Поверьте мне, это классная песня.
У восхищения K-pop-звездами есть и темная сторона: легионы фанатов готовы пойти на крайности, чтобы выглядеть как их идолы.
Южная Корея является мировой столицей пластической хирургии по количеству процедур на душу населения, оставив позади такие страны, как Бразилия и США.
В 2011 году около 1,3 % корейцев прошли различные косметические процедуры. Это на 35 % больше, чем в Соединенных Штатах и почти в 2 раза больше, чем в Японии или Франции.[40]Возможно, цифра в 1,3 % покажется вам не слишком впечатляющей, но учтите, что почти вся она приходится на Сеул.
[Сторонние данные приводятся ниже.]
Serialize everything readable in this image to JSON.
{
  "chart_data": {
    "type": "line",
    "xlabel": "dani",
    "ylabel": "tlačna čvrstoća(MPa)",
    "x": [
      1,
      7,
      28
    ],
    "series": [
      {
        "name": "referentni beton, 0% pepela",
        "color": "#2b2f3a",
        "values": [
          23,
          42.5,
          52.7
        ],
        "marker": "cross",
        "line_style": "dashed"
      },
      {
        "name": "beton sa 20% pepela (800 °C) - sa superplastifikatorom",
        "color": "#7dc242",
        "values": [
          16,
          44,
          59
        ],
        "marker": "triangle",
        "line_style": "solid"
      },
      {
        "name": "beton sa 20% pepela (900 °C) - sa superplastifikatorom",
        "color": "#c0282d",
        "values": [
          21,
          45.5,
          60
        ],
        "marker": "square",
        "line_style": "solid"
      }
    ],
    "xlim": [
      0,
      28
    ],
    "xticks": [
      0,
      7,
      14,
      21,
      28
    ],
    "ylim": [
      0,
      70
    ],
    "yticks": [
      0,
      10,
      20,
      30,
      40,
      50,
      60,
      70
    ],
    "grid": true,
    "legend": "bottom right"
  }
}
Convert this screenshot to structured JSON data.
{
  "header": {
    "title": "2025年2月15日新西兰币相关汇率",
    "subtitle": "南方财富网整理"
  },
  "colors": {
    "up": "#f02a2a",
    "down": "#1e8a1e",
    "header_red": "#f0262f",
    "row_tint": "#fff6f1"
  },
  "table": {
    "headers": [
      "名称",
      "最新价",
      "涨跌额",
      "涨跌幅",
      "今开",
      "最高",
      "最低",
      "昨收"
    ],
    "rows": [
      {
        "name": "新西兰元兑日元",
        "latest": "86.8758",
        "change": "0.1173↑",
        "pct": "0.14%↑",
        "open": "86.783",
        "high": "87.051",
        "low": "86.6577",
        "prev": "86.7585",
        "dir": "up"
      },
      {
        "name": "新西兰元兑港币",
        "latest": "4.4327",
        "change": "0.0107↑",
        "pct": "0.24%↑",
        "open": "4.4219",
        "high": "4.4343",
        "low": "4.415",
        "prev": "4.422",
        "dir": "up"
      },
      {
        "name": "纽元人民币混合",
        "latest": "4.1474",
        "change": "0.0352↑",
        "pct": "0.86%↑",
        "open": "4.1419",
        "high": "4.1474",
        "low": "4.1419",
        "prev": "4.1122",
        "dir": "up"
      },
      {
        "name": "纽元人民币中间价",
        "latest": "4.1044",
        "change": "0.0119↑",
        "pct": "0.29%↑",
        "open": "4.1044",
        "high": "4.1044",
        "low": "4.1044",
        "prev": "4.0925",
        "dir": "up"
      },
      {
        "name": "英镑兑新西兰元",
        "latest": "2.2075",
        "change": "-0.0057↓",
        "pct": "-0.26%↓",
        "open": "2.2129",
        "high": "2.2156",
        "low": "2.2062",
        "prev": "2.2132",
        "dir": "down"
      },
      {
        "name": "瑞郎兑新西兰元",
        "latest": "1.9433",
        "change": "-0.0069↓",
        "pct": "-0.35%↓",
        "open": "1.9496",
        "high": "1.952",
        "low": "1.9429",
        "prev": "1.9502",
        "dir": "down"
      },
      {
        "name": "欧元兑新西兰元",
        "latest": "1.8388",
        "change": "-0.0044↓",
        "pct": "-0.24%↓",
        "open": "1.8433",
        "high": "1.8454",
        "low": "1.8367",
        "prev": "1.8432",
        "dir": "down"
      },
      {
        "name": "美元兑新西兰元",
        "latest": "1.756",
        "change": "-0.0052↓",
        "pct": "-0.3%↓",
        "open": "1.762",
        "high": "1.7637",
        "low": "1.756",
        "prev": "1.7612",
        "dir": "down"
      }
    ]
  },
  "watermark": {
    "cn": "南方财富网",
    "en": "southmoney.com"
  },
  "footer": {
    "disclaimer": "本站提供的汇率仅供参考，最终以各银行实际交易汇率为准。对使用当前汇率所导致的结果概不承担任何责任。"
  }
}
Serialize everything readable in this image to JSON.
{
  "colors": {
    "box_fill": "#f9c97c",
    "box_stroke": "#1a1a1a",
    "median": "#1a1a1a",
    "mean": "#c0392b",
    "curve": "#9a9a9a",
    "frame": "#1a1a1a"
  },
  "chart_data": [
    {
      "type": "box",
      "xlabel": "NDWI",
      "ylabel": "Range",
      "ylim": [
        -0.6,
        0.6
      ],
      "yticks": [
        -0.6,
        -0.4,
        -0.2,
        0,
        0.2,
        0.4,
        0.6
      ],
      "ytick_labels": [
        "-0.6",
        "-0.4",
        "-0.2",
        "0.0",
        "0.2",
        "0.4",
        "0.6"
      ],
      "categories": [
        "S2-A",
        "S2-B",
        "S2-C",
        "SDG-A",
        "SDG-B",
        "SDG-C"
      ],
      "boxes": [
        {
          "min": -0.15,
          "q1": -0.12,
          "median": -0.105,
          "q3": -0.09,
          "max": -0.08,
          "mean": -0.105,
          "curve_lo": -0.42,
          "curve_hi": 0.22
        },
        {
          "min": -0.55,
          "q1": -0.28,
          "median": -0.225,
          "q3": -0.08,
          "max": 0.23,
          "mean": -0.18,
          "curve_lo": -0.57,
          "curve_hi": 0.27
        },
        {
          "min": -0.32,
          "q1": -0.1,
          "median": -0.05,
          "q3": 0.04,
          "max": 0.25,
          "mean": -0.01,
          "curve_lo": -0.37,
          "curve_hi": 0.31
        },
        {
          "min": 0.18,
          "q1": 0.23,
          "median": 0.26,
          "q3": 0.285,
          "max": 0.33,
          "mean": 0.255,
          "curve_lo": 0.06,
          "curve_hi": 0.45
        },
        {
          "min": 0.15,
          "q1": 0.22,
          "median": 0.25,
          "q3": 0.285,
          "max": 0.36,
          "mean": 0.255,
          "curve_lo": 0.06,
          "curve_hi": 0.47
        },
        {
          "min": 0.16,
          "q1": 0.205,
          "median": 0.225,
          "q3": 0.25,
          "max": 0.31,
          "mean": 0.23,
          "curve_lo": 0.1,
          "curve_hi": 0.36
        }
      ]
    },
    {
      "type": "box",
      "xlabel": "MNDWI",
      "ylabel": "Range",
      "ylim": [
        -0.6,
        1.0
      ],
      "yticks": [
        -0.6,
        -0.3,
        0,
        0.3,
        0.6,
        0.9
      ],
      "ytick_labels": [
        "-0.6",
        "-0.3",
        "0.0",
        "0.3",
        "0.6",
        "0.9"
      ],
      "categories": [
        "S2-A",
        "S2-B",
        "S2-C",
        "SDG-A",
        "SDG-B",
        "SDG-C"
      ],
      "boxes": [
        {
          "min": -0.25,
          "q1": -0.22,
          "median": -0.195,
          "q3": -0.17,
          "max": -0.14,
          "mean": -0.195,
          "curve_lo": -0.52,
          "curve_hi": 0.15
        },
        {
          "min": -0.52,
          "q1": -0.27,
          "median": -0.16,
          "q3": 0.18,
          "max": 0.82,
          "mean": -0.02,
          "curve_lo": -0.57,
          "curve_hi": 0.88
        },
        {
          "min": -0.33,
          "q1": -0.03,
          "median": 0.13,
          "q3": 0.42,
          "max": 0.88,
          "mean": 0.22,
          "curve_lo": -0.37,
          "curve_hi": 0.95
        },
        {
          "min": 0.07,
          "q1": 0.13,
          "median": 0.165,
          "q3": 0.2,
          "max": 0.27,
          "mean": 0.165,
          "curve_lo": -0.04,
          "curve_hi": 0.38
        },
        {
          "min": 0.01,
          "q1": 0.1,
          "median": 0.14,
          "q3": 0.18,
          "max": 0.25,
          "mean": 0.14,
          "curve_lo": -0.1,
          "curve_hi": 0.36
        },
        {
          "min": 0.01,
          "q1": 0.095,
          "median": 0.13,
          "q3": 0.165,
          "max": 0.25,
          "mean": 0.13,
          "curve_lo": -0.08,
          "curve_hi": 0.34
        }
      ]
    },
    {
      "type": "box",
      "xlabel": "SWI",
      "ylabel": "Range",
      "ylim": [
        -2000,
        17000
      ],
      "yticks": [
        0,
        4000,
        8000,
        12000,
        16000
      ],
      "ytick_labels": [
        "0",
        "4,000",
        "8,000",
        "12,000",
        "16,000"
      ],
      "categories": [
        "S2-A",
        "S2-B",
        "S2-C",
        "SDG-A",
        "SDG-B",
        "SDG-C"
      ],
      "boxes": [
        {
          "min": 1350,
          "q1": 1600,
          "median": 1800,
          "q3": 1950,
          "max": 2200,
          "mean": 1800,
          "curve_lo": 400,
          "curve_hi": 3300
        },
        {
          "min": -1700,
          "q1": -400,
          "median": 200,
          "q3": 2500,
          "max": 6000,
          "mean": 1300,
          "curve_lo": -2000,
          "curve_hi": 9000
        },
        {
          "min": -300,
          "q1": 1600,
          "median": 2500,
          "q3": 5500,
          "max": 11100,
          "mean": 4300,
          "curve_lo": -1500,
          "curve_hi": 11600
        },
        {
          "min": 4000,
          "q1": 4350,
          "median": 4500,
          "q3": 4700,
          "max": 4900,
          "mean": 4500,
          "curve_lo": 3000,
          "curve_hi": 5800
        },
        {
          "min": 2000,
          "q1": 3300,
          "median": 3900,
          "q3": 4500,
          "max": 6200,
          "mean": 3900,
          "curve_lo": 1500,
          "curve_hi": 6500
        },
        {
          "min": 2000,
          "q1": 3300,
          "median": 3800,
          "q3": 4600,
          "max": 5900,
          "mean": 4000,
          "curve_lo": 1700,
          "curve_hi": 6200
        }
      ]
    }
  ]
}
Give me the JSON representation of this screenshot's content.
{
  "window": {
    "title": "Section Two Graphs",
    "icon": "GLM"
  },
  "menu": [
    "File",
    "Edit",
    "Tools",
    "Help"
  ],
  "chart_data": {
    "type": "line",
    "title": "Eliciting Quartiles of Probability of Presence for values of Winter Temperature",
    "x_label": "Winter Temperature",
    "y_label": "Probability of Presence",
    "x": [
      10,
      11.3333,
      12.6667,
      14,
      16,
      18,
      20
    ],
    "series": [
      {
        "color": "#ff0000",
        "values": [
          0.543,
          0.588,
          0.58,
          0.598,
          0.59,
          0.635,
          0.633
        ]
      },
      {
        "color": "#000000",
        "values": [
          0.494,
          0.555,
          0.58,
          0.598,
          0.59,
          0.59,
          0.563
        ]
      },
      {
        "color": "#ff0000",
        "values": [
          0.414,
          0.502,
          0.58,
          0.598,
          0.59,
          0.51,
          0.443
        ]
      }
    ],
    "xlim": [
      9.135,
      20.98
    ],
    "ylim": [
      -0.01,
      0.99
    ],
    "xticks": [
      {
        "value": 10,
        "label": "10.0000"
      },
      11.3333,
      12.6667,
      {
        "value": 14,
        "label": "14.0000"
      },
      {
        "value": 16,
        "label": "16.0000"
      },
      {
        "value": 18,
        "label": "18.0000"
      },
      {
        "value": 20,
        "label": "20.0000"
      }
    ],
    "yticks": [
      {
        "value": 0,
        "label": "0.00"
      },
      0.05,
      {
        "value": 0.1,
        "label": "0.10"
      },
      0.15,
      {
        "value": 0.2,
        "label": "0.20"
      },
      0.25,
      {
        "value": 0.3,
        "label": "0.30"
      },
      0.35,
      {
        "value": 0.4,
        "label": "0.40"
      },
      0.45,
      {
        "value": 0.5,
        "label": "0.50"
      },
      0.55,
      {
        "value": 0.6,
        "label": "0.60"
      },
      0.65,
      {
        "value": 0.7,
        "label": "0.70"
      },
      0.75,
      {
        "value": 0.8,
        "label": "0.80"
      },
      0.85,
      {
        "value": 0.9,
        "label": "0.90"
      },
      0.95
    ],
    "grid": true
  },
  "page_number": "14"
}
Каждая пятая, а вероятно, и каждая третья женщина в столице Кореи (статистика варьируется) прошли какую-либо косметическую процедуру. Квартал Апкучжон, в котором я раньше жила, расположенный в знаменитом районе Каннам, является абсолютным «центром центра» пластической хирургии. Хотя район по размеру и меньше одной квадратной мили, в нем находится около четырехсот клиник пластической хирургии.[41]
Существует своего рода золотая середина для корейской красоты, и она полностью отличается от западных стандартов. В Северной Америке и Европе очень популярны ринопластика и операции по увеличению губ. Инъекции жира, включая увеличение ягодиц, составляют 13,7 % всех пластических хирургических процедур в Бразилии.[42]Но в Корее популярность таких вмешательств равна нулю.
Помимо Samsung и PSY, корейская одержимость косметической хирургией является наиболее часто освещаемой темой в западной прессе, и данные истории часто наполнены высокомерием и ужасом. Подобное поведение корейцев воспринимается как попытка стать белыми, а процедуры – как своего рода операция по избавлению от расовых признаков. Но это же полная чушь!
У меня самой была одна пластическая операция по изменению формы век (создание двойного века), при которой избыток кожного покрова собирается в складку, чтобы глаза казались круглее и больше.
Это наиболее частая косметическая операция в Корее в отличие от Северной Америки и Европы, в которых основной процедурой является увеличение груди.
Доктор Ким Пён Гун, главный врач BK Plastic Surgery Hospital в Сеуле, сказал, что процедура создания двойного века составляет около 30–40 % его практики. Данная операция почти обязательна для корейских знаменитостей. Корейский R&B певец Rain признался в одном из интервью: наставники предупредили его, что отказ сделать ее разрушит его карьеру, но он отстоял свою позицию.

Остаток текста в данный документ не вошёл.